Mumbles maritime disaster commemorated 65 years on
One of Wales' worst maritime disasters is being remembered by a small community near Swansea.
Eight lifeboat men from the Mumbles lost their lives in 1947 when they went to the aid of the shipwrecked SS Samtampa, whose 39 crew also died.
The 7,000 tonne steamer, en route from Middlesbrough to Newport, ran aground at Sker Point near Porthcawl in the face of a 70mph (112kph) gale.
Flags are flying at half-mast on Monday over the lifeboat house at Mumbles.
It is believed the lifeboat was struck by an exceptionally high wave.
The stricken vessel broke into three on the rocks within 80 minutes.
Maureen Donald, daughter of the lifeboat's second coxswain William Knowle, who was 10 when her father died, said: "The maroons [lifeboat alert flares] went.
"He ran to a young man on the prom and he said: 'Can I borrow your bike, son?'
"That was the last time I saw him.
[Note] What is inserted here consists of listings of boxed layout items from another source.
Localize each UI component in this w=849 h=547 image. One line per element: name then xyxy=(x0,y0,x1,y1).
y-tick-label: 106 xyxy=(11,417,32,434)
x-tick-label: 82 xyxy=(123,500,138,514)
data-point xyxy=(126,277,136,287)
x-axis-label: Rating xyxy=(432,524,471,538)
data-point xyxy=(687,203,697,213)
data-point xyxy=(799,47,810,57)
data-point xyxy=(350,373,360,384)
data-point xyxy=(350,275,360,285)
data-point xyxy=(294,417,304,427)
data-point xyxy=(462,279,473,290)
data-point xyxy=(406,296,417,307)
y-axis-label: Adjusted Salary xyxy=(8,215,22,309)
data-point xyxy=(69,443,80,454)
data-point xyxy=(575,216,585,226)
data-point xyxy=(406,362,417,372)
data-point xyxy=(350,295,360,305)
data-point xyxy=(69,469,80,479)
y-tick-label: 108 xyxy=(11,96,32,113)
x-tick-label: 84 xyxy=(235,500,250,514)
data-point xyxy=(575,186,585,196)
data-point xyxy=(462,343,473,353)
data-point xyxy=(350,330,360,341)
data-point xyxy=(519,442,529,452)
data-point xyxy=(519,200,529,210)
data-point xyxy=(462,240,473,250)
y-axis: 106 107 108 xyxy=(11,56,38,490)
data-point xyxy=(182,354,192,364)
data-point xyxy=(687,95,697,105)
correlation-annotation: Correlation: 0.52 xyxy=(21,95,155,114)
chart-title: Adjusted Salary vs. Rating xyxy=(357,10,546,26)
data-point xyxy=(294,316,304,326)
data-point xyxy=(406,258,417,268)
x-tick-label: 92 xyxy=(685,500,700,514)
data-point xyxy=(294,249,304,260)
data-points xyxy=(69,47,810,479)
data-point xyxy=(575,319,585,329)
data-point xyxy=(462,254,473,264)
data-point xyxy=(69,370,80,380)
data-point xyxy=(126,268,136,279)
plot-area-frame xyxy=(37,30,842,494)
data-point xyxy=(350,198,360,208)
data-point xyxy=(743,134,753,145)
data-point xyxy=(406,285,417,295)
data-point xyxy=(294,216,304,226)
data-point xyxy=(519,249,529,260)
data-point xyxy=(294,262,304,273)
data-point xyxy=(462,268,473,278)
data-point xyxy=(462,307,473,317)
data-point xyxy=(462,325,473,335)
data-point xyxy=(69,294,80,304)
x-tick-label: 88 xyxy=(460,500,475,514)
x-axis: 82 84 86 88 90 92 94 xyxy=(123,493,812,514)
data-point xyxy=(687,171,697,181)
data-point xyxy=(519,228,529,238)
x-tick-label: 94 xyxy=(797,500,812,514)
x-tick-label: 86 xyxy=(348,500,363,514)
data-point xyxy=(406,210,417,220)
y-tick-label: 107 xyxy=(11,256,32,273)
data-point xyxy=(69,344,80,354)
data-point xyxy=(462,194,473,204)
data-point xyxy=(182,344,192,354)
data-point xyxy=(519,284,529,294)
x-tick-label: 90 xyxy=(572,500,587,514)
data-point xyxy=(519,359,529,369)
My mother then came home, she closed the legion club, and said: 'You'd better go to bed. 'I'll sit up and wait for Daddy.'
"(I) went to sleep and the next thing I heard was screaming.
'Part of the community'
"My mother heard me coming down the stairs, I think, because she met me halfway and said: 'Daddy's gone.' And I said: 'What do you mean he's gone?'
"She said: 'The lifeboat has floundered and we are not going to have him again, he's gone.' And with that she just collapsed. It was pretty awful."
Mrs Donald's mother also lost her brother on the lifeboat, called Edward Prince of Wales.
Local church verger Bill Barrington, 93, said the impact of the tragedy still lived with the Mumbles.
"Well, we really still haven't recovered," he told BBC Radio Wales.
"It's always been here. It's always been part of the community.
The Mumbles is one of the busiest lifeboat stations in Wales.
Last year, the town's two boats were launched 70 times between them, bringing ashore 89 people.